Exactly seventy years ago last month the Cleveland Rams — yes, there was another NFL team in the city before the Browns — drafted high-profile rookie quarterback Bob Waterfield and signed him to a lucrative rookie contract. Though Waterfield too had been a college star, leading UCLA to the Rose Bowl in 1942 (then spending several years in wartime military service), howls of protest rose from some Cleveland sportswriters. Waterfield isn’t worth the attention or the money, they said. The Rams were more interested in getting publicity than a quality back, they said.
Waterfield went on to have the kind of rookie year Browns fans can only pray Manziel will replicate. In a glorious 1945 season, in home games at the Indians’ League Park and at Cleveland Municipal Stadium and with “Big Jim” Benton as his primary receiver, Waterfield went on to win Rookie of the Year and Most Valuable Player awards.

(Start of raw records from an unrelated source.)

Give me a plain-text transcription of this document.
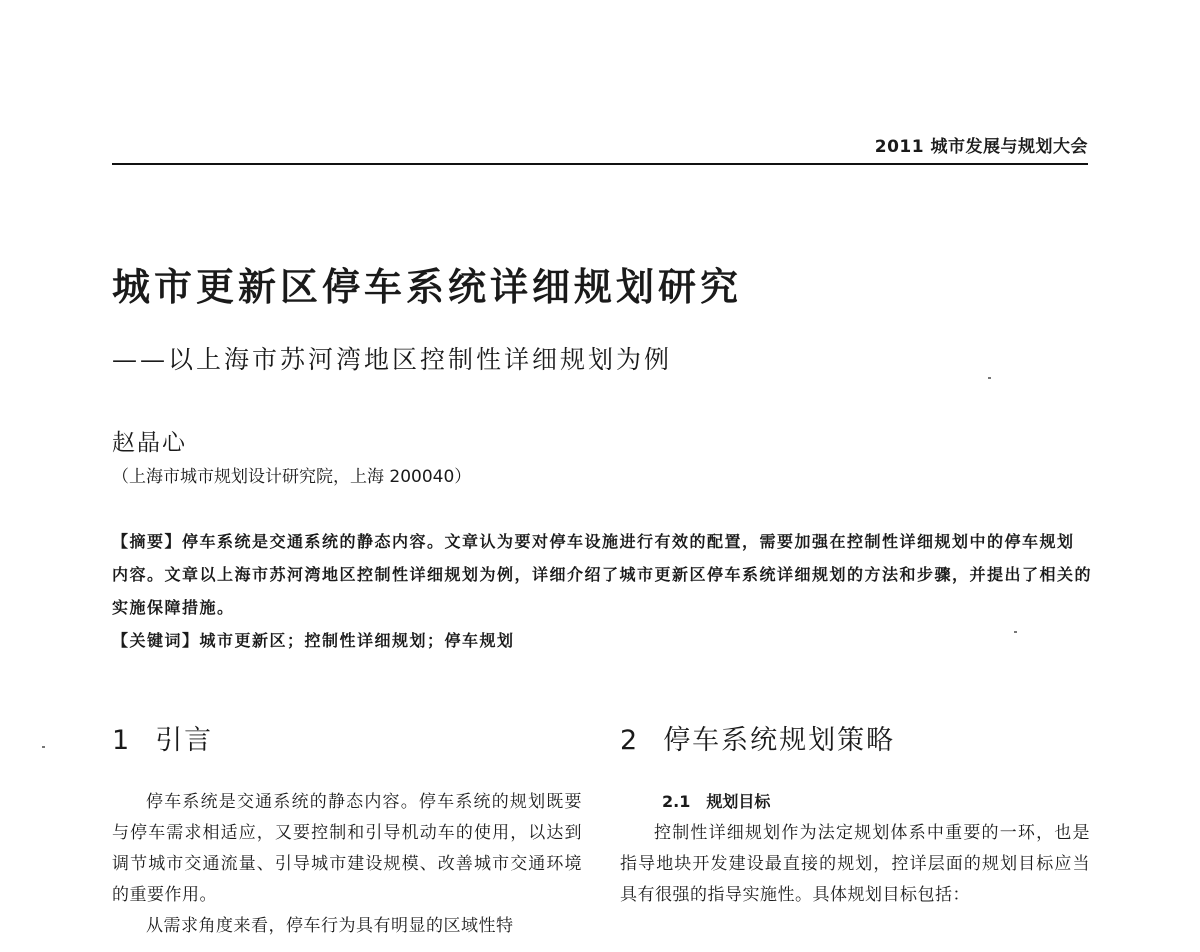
2011 城市发展与规划大会
城市更新区停车系统详细规划研究
——以上海市苏河湾地区控制性详细规划为例
赵晶心
（上海市城市规划设计研究院，上海 200040）
【摘要】停车系统是交通系统的静态内容。文章认为要对停车设施进行有效的配置，需要加强在控制性详细规划中的停车规划内容。文章以上海市苏河湾地区控制性详细规划为例，详细介绍了城市更新区停车系统详细规划的方法和步骤，并提出了相关的实施保障措施。
【关键词】城市更新区；控制性详细规划；停车规划
1 引言	2 停车系统规划策略

停车系统是交通系统的静态内容。停车系统的规划既要与停车需求相适应，又要控制和引导机动车的使用，以达到调节城市交通流量、引导城市建设规模、改善城市交通环境的重要作用。

从需求角度来看，停车行为具有明显的区域性特

2.1 规划目标

控制性详细规划作为法定规划体系中重要的一环，也是指导地块开发建设最直接的规划，控详层面的规划目标应当具有很强的指导实施性。具体规划目标包括：
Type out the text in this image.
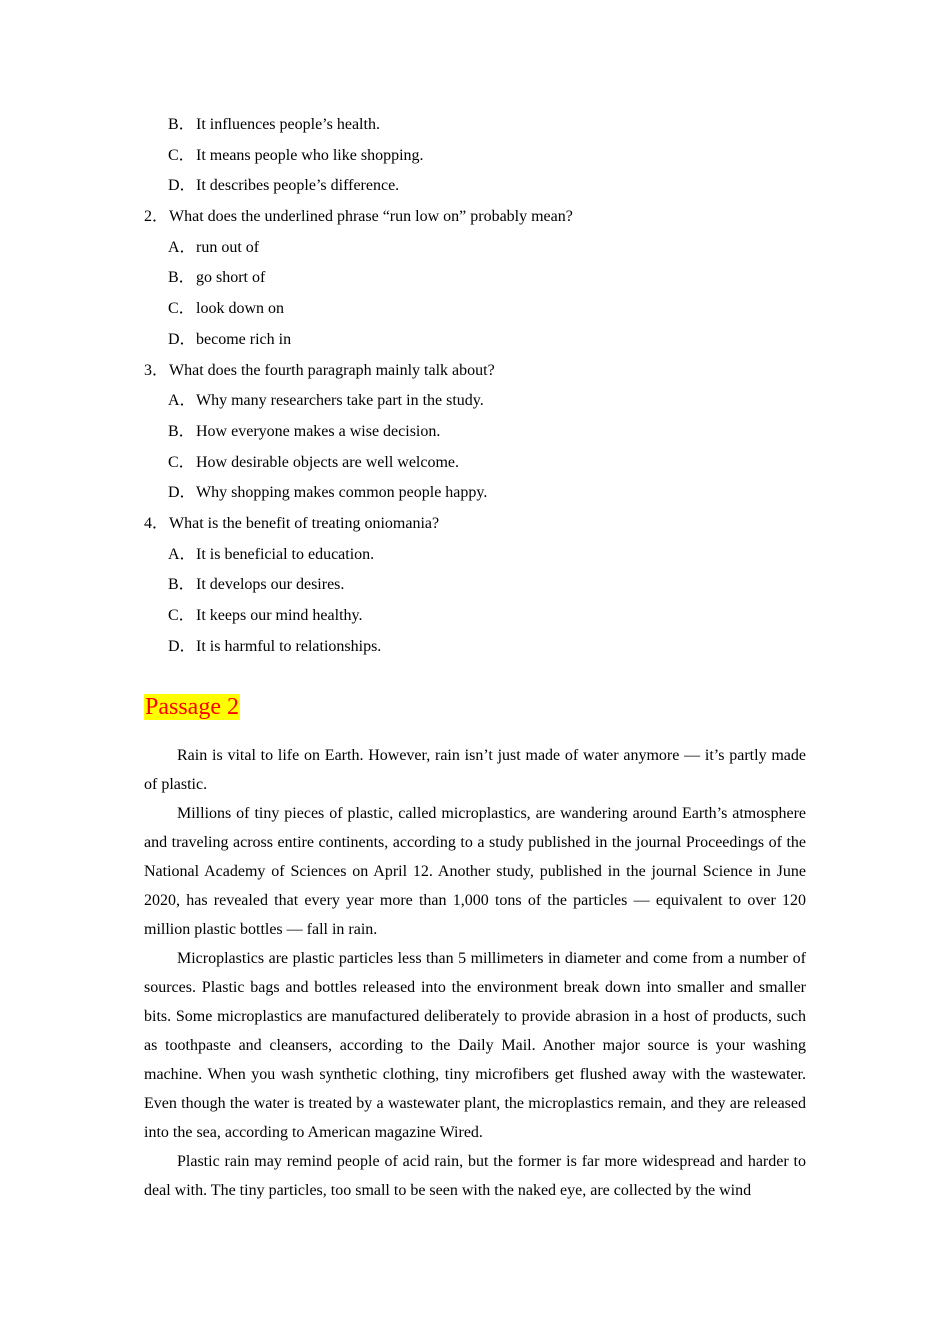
B．It influences people’s health.
C．It means people who like shopping.
D．It describes people’s difference.
2．What does the underlined phrase “run low on” probably mean?
A．run out of
B．go short of
C．look down on
D．become rich in
3．What does the fourth paragraph mainly talk about?
A．Why many researchers take part in the study.
B．How everyone makes a wise decision.
C．How desirable objects are well welcome.
D．Why shopping makes common people happy.
4．What is the benefit of treating oniomania?
A．It is beneficial to education.
B．It develops our desires.
C．It keeps our mind healthy.
D．It is harmful to relationships.
Passage 2

Rain is vital to life on Earth. However, rain isn’t just made of water anymore — it’s partly made of plastic.

Millions of tiny pieces of plastic, called microplastics, are wandering around Earth’s atmosphere and traveling across entire continents, according to a study published in the journal Proceedings of the National Academy of Sciences on April 12. Another study, published in the journal Science in June 2020, has revealed that every year more than 1,000 tons of the particles — equivalent to over 120 million plastic bottles — fall in rain.

Microplastics are plastic particles less than 5 millimeters in diameter and come from a number of sources. Plastic bags and bottles released into the environment break down into smaller and smaller bits. Some microplastics are manufactured deliberately to provide abrasion in a host of products, such as toothpaste and cleansers, according to the Daily Mail. Another major source is your washing machine. When you wash synthetic clothing, tiny microfibers get flushed away with the wastewater. Even though the water is treated by a wastewater plant, the microplastics remain, and they are released into the sea, according to American magazine Wired.

Plastic rain may remind people of acid rain, but the former is far more widespread and harder to deal with. The tiny particles, too small to be seen with the naked eye, are collected by the wind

Even better, the Rams — who like the current Browns had posted years of non-winning seasons — stunned the football world by capturing the NFL Championship over “Slingin'” Sammy Baugh and the Washington Redskins in the title game, 15-14, at Cleveland Stadium.
Two months later, Waterfield and the Rams were gone — moved to Los Angeles as the first major-league sports teams on the West Coast in the postwar era. But the allure of a rookie player coming in and instantly reversing a mediocre team’s fortunes remains in Cleveland.